The two questions that God asked are very poignant for our discussion. Notice that when the Lord God called out to Adam, He did not ask, “WHO are you?” Who Adam was, was not in question. Adam and Eve were still made in God’s image. Adam was still God’s son, and Eve was still God’s daughter. Their standing in creation was secure as God’s stewards. However, a great separation took place. Instead, God asked, “WHERE are you?” The Old Testament Hebrew phrase can be rendered, “How did you get here?” The question the Lord asked was more of a reflection of the changed relationship in which Adam and Eve found themselves.
The tone of God’s questions is also important. The Lord’s tone was not one of a finger-in-your-face critical tone. It was one of a Father wondering how His son allowed separation to occur between them. It was as if God was asking, “How did you get to this point where you doubted my love and care for you?” It was coming from a Father whose heart was broken because He too experienced separation. When God asked, “Who told you that you were naked?”, He was asking in the same loving tone. It was as if God was saying to Adam, “Who told you such a thing? It surely was not me. I thought you knew where you stood with me. Did you eat from the forbidden tree? It breaks my heart that you believed someone else over my loving and caring intentions for you.” The devil was successful in portraying to Adam and Eve a very different God than the One who created them and covered them in His identity and love. I will discuss this further in chapter four.

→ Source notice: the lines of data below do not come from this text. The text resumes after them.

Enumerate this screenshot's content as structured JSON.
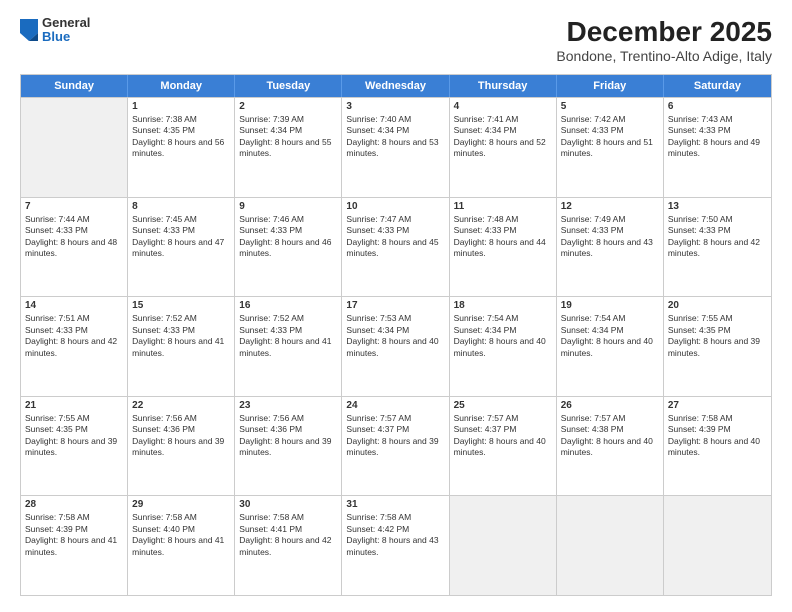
{
  "header": {
    "logo": {
      "general": "General",
      "blue": "Blue"
    },
    "title": "December 2025",
    "subtitle": "Bondone, Trentino-Alto Adige, Italy"
  },
  "calendar": {
    "days": [
      "Sunday",
      "Monday",
      "Tuesday",
      "Wednesday",
      "Thursday",
      "Friday",
      "Saturday"
    ],
    "weeks": [
      [
        {
          "day": "",
          "empty": true
        },
        {
          "day": "1",
          "sunrise": "7:38 AM",
          "sunset": "4:35 PM",
          "daylight": "8 hours and 56 minutes."
        },
        {
          "day": "2",
          "sunrise": "7:39 AM",
          "sunset": "4:34 PM",
          "daylight": "8 hours and 55 minutes."
        },
        {
          "day": "3",
          "sunrise": "7:40 AM",
          "sunset": "4:34 PM",
          "daylight": "8 hours and 53 minutes."
        },
        {
          "day": "4",
          "sunrise": "7:41 AM",
          "sunset": "4:34 PM",
          "daylight": "8 hours and 52 minutes."
        },
        {
          "day": "5",
          "sunrise": "7:42 AM",
          "sunset": "4:33 PM",
          "daylight": "8 hours and 51 minutes."
        },
        {
          "day": "6",
          "sunrise": "7:43 AM",
          "sunset": "4:33 PM",
          "daylight": "8 hours and 49 minutes."
        }
      ],
      [
        {
          "day": "7",
          "sunrise": "7:44 AM",
          "sunset": "4:33 PM",
          "daylight": "8 hours and 48 minutes."
        },
        {
          "day": "8",
          "sunrise": "7:45 AM",
          "sunset": "4:33 PM",
          "daylight": "8 hours and 47 minutes."
        },
        {
          "day": "9",
          "sunrise": "7:46 AM",
          "sunset": "4:33 PM",
          "daylight": "8 hours and 46 minutes."
        },
        {
          "day": "10",
          "sunrise": "7:47 AM",
          "sunset": "4:33 PM",
          "daylight": "8 hours and 45 minutes."
        },
        {
          "day": "11",
          "sunrise": "7:48 AM",
          "sunset": "4:33 PM",
          "daylight": "8 hours and 44 minutes."
        },
        {
          "day": "12",
          "sunrise": "7:49 AM",
          "sunset": "4:33 PM",
          "daylight": "8 hours and 43 minutes."
        },
        {
          "day": "13",
          "sunrise": "7:50 AM",
          "sunset": "4:33 PM",
          "daylight": "8 hours and 42 minutes."
        }
      ],
      [
        {
          "day": "14",
          "sunrise": "7:51 AM",
          "sunset": "4:33 PM",
          "daylight": "8 hours and 42 minutes."
        },
        {
          "day": "15",
          "sunrise": "7:52 AM",
          "sunset": "4:33 PM",
          "daylight": "8 hours and 41 minutes."
        },
        {
          "day": "16",
          "sunrise": "7:52 AM",
          "sunset": "4:33 PM",
          "daylight": "8 hours and 41 minutes."
        },
        {
          "day": "17",
          "sunrise": "7:53 AM",
          "sunset": "4:34 PM",
          "daylight": "8 hours and 40 minutes."
        },
        {
          "day": "18",
          "sunrise": "7:54 AM",
          "sunset": "4:34 PM",
          "daylight": "8 hours and 40 minutes."
        },
        {
          "day": "19",
          "sunrise": "7:54 AM",
          "sunset": "4:34 PM",
          "daylight": "8 hours and 40 minutes."
        },
        {
          "day": "20",
          "sunrise": "7:55 AM",
          "sunset": "4:35 PM",
          "daylight": "8 hours and 39 minutes."
        }
      ],
      [
        {
          "day": "21",
          "sunrise": "7:55 AM",
          "sunset": "4:35 PM",
          "daylight": "8 hours and 39 minutes."
        },
        {
          "day": "22",
          "sunrise": "7:56 AM",
          "sunset": "4:36 PM",
          "daylight": "8 hours and 39 minutes."
        },
        {
          "day": "23",
          "sunrise": "7:56 AM",
          "sunset": "4:36 PM",
          "daylight": "8 hours and 39 minutes."
        },
        {
          "day": "24",
          "sunrise": "7:57 AM",
          "sunset": "4:37 PM",
          "daylight": "8 hours and 39 minutes."
        },
        {
          "day": "25",
          "sunrise": "7:57 AM",
          "sunset": "4:37 PM",
          "daylight": "8 hours and 40 minutes."
        },
        {
          "day": "26",
          "sunrise": "7:57 AM",
          "sunset": "4:38 PM",
          "daylight": "8 hours and 40 minutes."
        },
        {
          "day": "27",
          "sunrise": "7:58 AM",
          "sunset": "4:39 PM",
          "daylight": "8 hours and 40 minutes."
        }
      ],
      [
        {
          "day": "28",
          "sunrise": "7:58 AM",
          "sunset": "4:39 PM",
          "daylight": "8 hours and 41 minutes."
        },
        {
          "day": "29",
          "sunrise": "7:58 AM",
          "sunset": "4:40 PM",
          "daylight": "8 hours and 41 minutes."
        },
        {
          "day": "30",
          "sunrise": "7:58 AM",
          "sunset": "4:41 PM",
          "daylight": "8 hours and 42 minutes."
        },
        {
          "day": "31",
          "sunrise": "7:58 AM",
          "sunset": "4:42 PM",
          "daylight": "8 hours and 43 minutes."
        },
        {
          "day": "",
          "empty": true
        },
        {
          "day": "",
          "empty": true
        },
        {
          "day": "",
          "empty": true
        }
      ]
    ]
  }
}
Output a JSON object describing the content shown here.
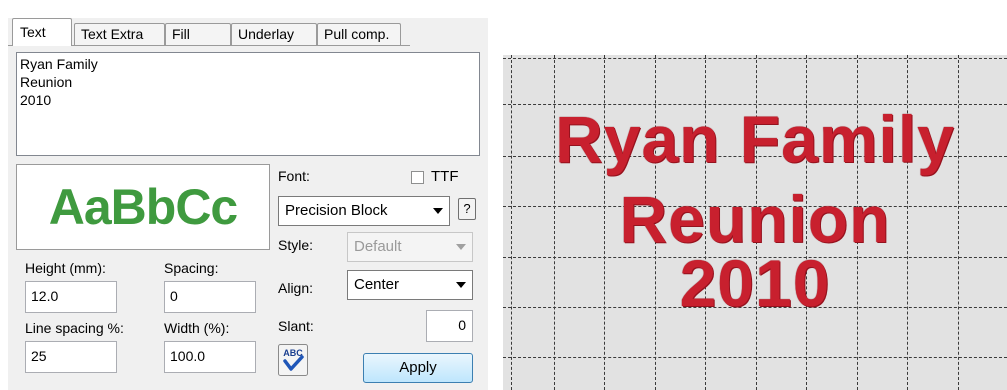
{
  "tabs": [
    "Text",
    "Text Extra",
    "Fill",
    "Underlay",
    "Pull comp."
  ],
  "text_content": "Ryan Family\nReunion\n2010",
  "sample_text": "AaBbCc",
  "font": {
    "label": "Font:",
    "value": "Precision Block",
    "ttf_label": "TTF",
    "ttf_checked": false,
    "help": "?"
  },
  "style": {
    "label": "Style:",
    "value": "Default",
    "enabled": false
  },
  "align": {
    "label": "Align:",
    "value": "Center"
  },
  "slant": {
    "label": "Slant:",
    "value": "0"
  },
  "height": {
    "label": "Height (mm):",
    "value": "12.0"
  },
  "spacing": {
    "label": "Spacing:",
    "value": "0"
  },
  "line_spacing": {
    "label": "Line spacing %:",
    "value": "25"
  },
  "width": {
    "label": "Width (%):",
    "value": "100.0"
  },
  "spellcheck_icon_text": "ABC",
  "apply_label": "Apply",
  "canvas_lines": [
    "Ryan Family",
    "Reunion",
    "2010"
  ],
  "colors": {
    "sample_green": "#3f9a3f",
    "stitch_red": "#c8202e",
    "canvas_bg": "#e2e2e2"
  }
}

When parents experience estrangement from their children, for example, the fact that they are still parents and the children are still their children does not change. It is that the relationship is broken. The Lord still desired to love and define His children. The first humans longed for their suddenly lost relationship with God. Adam’s sin separated him from God. Adam and Eve felt distant, fearful, and ashamed – even between each other. Their shame was why they hid from God. The feeling of shame replaced the feeling of significance. So, the Lord developed a plan of redemption in order to restore relationship with mankind and to satisfy the longings for identity and fulfillment in human beings. This plan of redemption is through the finished, healing, restoring, and saving work of Jesus Christ.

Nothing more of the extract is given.